On February 21, 2012, the day before his scheduled deposition, respondent telephoned the Committee requesting an adjournment due to a scheduling conflict. The Committee agreed but asked for his case file to still be sent. When respondent asked for more time to produce the file, he was reminded that the Committee first subpoenaed the file six months earlier. When respondent denied receiving the subpoena, he was reminded that he had signed for the letter. Respondent agreed to send the file by the end of the week. Respondent never sent the file or a letter stating his need for the adjournment, as requested by the Committee. When respondent failed to appear for his February 28, 2012 deposition, the Committee wrote him at both addresses documenting his failure and advising him that his appearance was rescheduled for March 8, 2012. A notice for the certified letter was left on March 2, and has yet to be claimed, and the letters sent by first class mail were never returned to the Committee. Respondent did not appear on March 8 nor otherwise contact the Committee. The last correspondence sent by the Committee was on March 9, 2012, documenting respondent's failure to appear or to produce the case file, and informing him that a motion for his interim suspension would be filed against him based on his failure to cooperate. The return receipt postcard was returned unsigned and the first class letters were never returned.

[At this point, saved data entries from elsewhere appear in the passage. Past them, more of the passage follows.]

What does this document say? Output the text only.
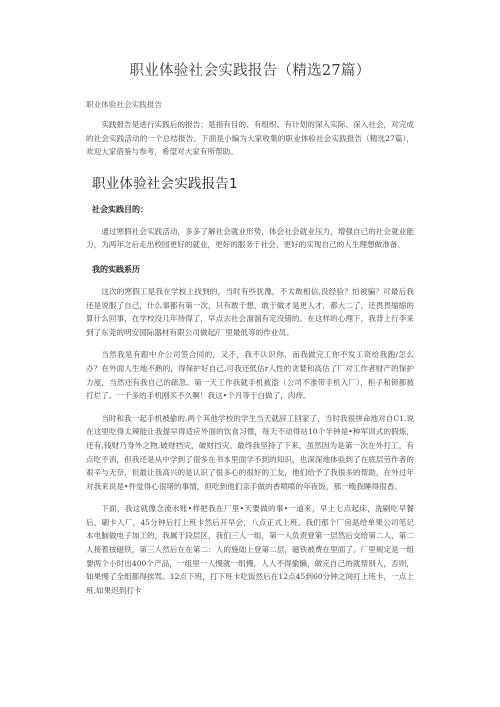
职业体验社会实践报告（精选27篇）
职业体验社会实践报告

实践报告是进行实践后的报告；是指有目的、有组织、有计划的深入实际、深入社会，对完成的社会实践活动的一个总结报告。下面是小编为大家收集的职业体验社会实践报告（精选27篇），欢迎大家借鉴与参考，希望对大家有所帮助。

职业体验社会实践报告1
社会实践目的：

通过寒假社会实践活动，多多了解社会就业形势，体会社会就业压力，增强自己的社会就业能力，为两年之后走出校园更好的就业，更好的服务于社会，更好的实现自己的人生理想做准备。

我的实践系历

这次的寒假工是我在学校上找到的，当时有些犹豫，不太敢相信,没经验？怕被骗？可最后我还是说服了自己，什么事都有第一次，只有敢于想，敢于做才是更人才，都大二了，还畏畏缩缩的算什么回事，在学校没几年待得了，早点去社会溜溜有定没错的。在这样的心理下，我背上行李来到了东莞的明安国际器材有限公司做起/厂里最低等的作业员。

当然我是有跟中介公司签合同的，又不，我不认识你，而我做完工你不发工资给我跑/怎么办？在外面人生地不熟的，得保护好自己.可我还低估r人性的贪婪和高估了厂对工作者财产的保护力度，当然还有我自己的疏忽。第一天工作我就手机被盗（公司不准带手机入厂），柜子和锁都被打烂了。一千多的手机刚买不久啊！我这•个月等于白做了，肉痒。

当时和我一起手机被偷的.两个其他学校的学生当天就辞工回家了，当时我很拼命地对自C1.说在这里吃得太辣能让我提早得适应外面的饮食习惯，每天不动得站10个半钟是•种军训式的假炼，还有,钱财乃身外之物,破财挡灾，破财挡灾。最终我坚持了下来，虽然因为是第一次在外打工，有点吃不消，但我还是从中学到了很多在书本里面学不到的知识，也深深地体验到了在底层劳作者的艰辛与无奈，但最让我高兴的是认识了很多心的很好的工友，他们给予了我很多的帮助，在外过年对我来说是•件觉得心很堵的事情，但吃到他们亲手做的香喷喷的年夜饭，那一晚我睡得很香。

下面，我这就像念流水账•样把我在厂里•天要做的事•一道来，早上七点起床，洗刷吃早餐后，刷卡入厂，45分钟后打上班卡然后开早会，八点正式上班。我们那个厂房是给单果公司笔记本电脑做电子加工的，我属于段层区，我们三人一组，第一人负责登第一层然后交给第二人，第二人接着按磁铁，第三人然后在在第二：人的施础上登第二层，磁铁被费在里面了。厂里规定是一组要两个小时出400个产品，一组里一人慢就一组慢，人人不得偷懒，做完自己的就帮别人，否则，如果慢了全组都得挨骂。12点下班，打下班卡吃饭然后在12点45到60分钟之间打上班卡，一点上班,如果迟到打卡
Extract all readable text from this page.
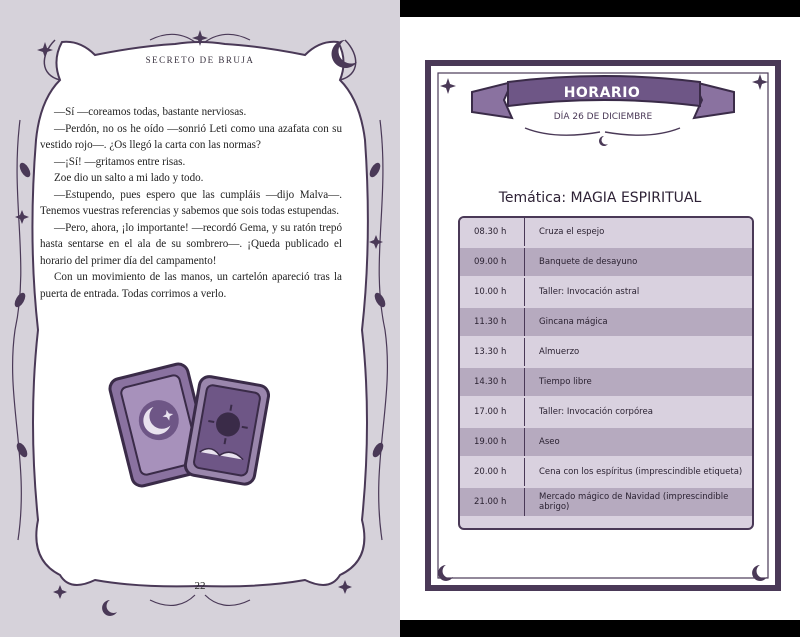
SECRETO DE BRUJA

—Sí —coreamos todas, bastante nerviosas.

—Perdón, no os he oído —sonrió Leti como una azafata con su vestido rojo—. ¿Os llegó la carta con las normas?

—¡Sí! —gritamos entre risas.

Zoe dio un salto a mi lado y todo.

—Estupendo, pues espero que las cumpláis —dijo Malva—. Tenemos vuestras referencias y sabemos que sois todas estupendas.

—Pero, ahora, ¡lo importante! —recordó Gema, y su ratón trepó hasta sentarse en el ala de su sombrero—. ¡Queda publicado el horario del primer día del campamento!

Con un movimiento de las manos, un cartelón apareció tras la puerta de entrada. Todas corrimos a verlo.

22
HORARIO
DÍA 26 DE DICIEMBRE
Temática: MAGIA ESPIRITUAL
08.30 h	Cruza el espejo
09.00 h	Banquete de desayuno
10.00 h	Taller: Invocación astral
11.30 h	Gincana mágica
13.30 h	Almuerzo
14.30 h	Tiempo libre
17.00 h	Taller: Invocación corpórea
19.00 h	Aseo
20.00 h	Cena con los espíritus (imprescindible etiqueta)
21.00 h	Mercado mágico de Navidad (imprescindible abrigo)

Respondent was served with this motion by first class and certified mail return receipt requested at his home address and first class mail at his P.O. Box, but no response has been submitted.

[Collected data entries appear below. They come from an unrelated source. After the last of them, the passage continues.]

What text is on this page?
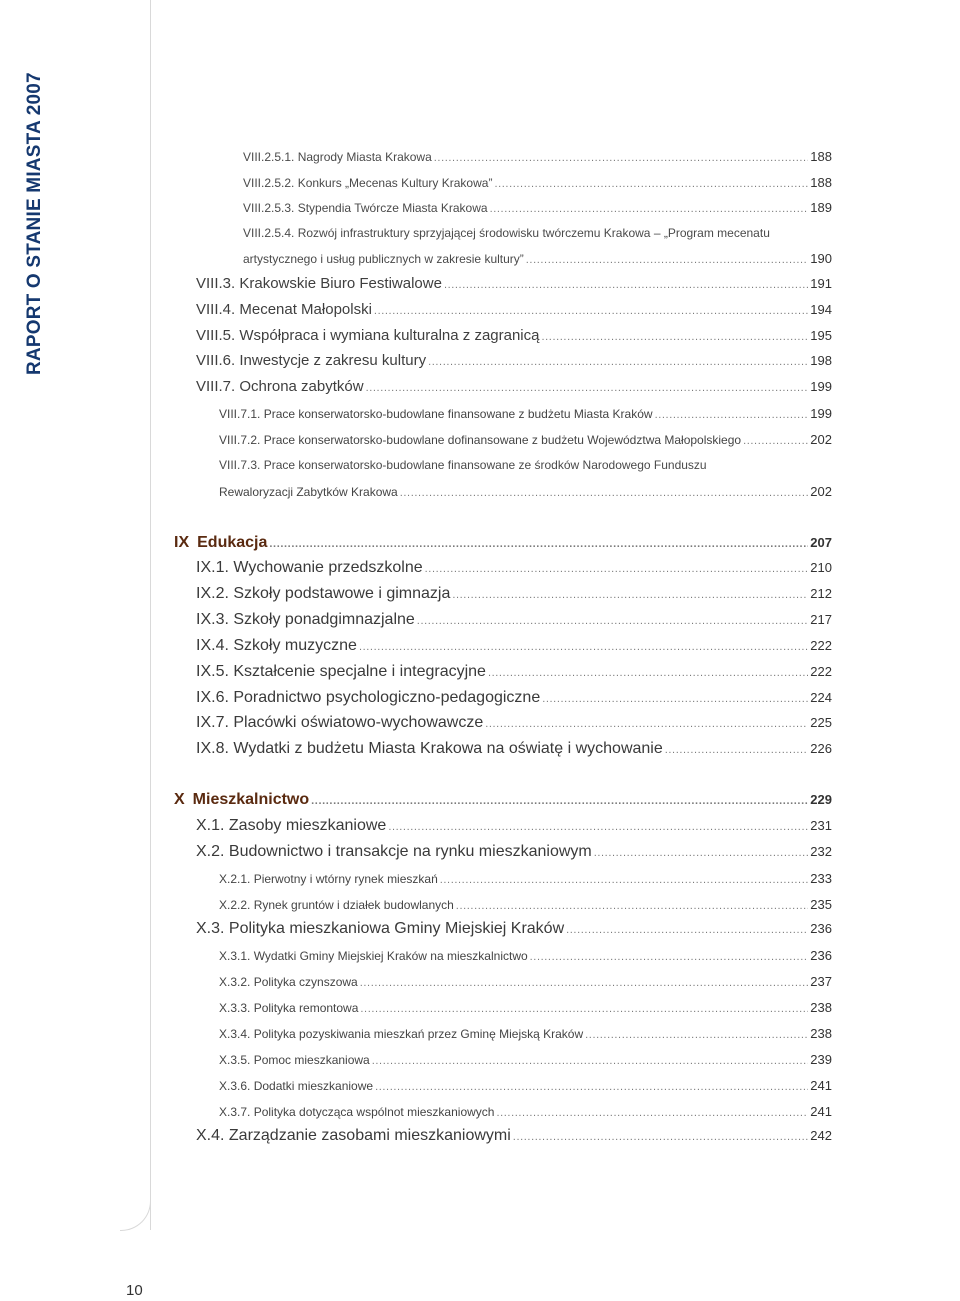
RAPORT O STANIE MIASTA 2007
10
VIII.2.5.1. Nagrody Miasta Krakowa .....	188
VIII.2.5.2. Konkurs „Mecenas Kultury Krakowa” .....	188
VIII.2.5.3. Stypendia Twórcze Miasta Krakowa .....	189
VIII.2.5.4. Rozwój infrastruktury sprzyjającej środowisku twórczemu Krakowa – „Program mecenatu
artystycznego i usług publicznych w zakresie kultury” .....	190
VIII.3. Krakowskie Biuro Festiwalowe .....	191
VIII.4. Mecenat Małopolski .....	194
VIII.5. Współpraca i wymiana kulturalna z zagranicą .....	195
VIII.6. Inwestycje z zakresu kultury .....	198
VIII.7. Ochrona zabytków .....	199
VIII.7.1. Prace konserwatorsko-budowlane finansowane z budżetu Miasta Kraków .....	199
VIII.7.2. Prace konserwatorsko-budowlane dofinansowane z budżetu Województwa Małopolskiego .....	202
VIII.7.3. Prace konserwatorsko-budowlane finansowane ze środków Narodowego Funduszu
Rewaloryzacji Zabytków Krakowa .....	202
IX Edukacja .....	207
IX.1. Wychowanie przedszkolne .....	210
IX.2. Szkoły podstawowe i gimnazja .....	212
IX.3. Szkoły ponadgimnazjalne .....	217
IX.4. Szkoły muzyczne .....	222
IX.5. Kształcenie specjalne i integracyjne .....	222
IX.6. Poradnictwo psychologiczno-pedagogiczne .....	224
IX.7. Placówki oświatowo-wychowawcze .....	225
IX.8. Wydatki z budżetu Miasta Krakowa na oświatę i wychowanie .....	226
X Mieszkalnictwo .....	229
X.1. Zasoby mieszkaniowe .....	231
X.2. Budownictwo i transakcje na rynku mieszkaniowym .....	232
X.2.1. Pierwotny i wtórny rynek mieszkań .....	233
X.2.2. Rynek gruntów i działek budowlanych .....	235
X.3. Polityka mieszkaniowa Gminy Miejskiej Kraków .....	236
X.3.1. Wydatki Gminy Miejskiej Kraków na mieszkalnictwo .....	236
X.3.2. Polityka czynszowa .....	237
X.3.3. Polityka remontowa .....	238
X.3.4. Polityka pozyskiwania mieszkań przez Gminę Miejską Kraków .....	238
X.3.5. Pomoc mieszkaniowa .....	239
X.3.6. Dodatki mieszkaniowe .....	241
X.3.7. Polityka dotycząca wspólnot mieszkaniowych .....	241
X.4. Zarządzanie zasobami mieszkaniowymi .....	242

Immediate suspension on an interim basis is appropriate where the public interest is threatened because an attorney has demonstrated noncompliance with a Committee investigation (22 NYCRR 603.4[e][i]; see Matter of Maruggi, 87 AD3d 201 ; Matter of Bautista, 78 AD3d 75 ; Matter of Holubar, 73 AD3d 214 ; Matter of Burke, 54 AD3d 70 ). Here, respondent's conduct is willful insofar as the Committee has given him numerous opportunities and accommodations to cooperate with its investigation of his client's complaint since it was filed in August 2009, but he has not taken advantage of those chances. Although respondent did provide an answer to the disciplinary complaint, his response was lacking in substance. Moreover, notwithstanding his claimed desire to mediate their differences, respondent failed to attend either scheduled conference. His inability to make an appearance has continued with his failure to appear for an examination under oath and his failure to produce the relevant case file as directed by two court ordered subpoenas.
Accordingly, the Committee's motion should be granted and respondent suspended from the practice of law, effective immediately, and until such time as disciplinary matters pending before the Committee have been concluded, and until further order of this Court. All concur. Order filed [7/17/12]. Mazzarelli, J.P., Saxe, Moskowitz, Renwick, and Freedman, JJ.
Respondent suspended from the practice of law in the State of New York, effective the date hereof, until such time as disciplinary matters pending before the Committee have been concluded and until further order of this Court. Opinion Per Curiam. All concur.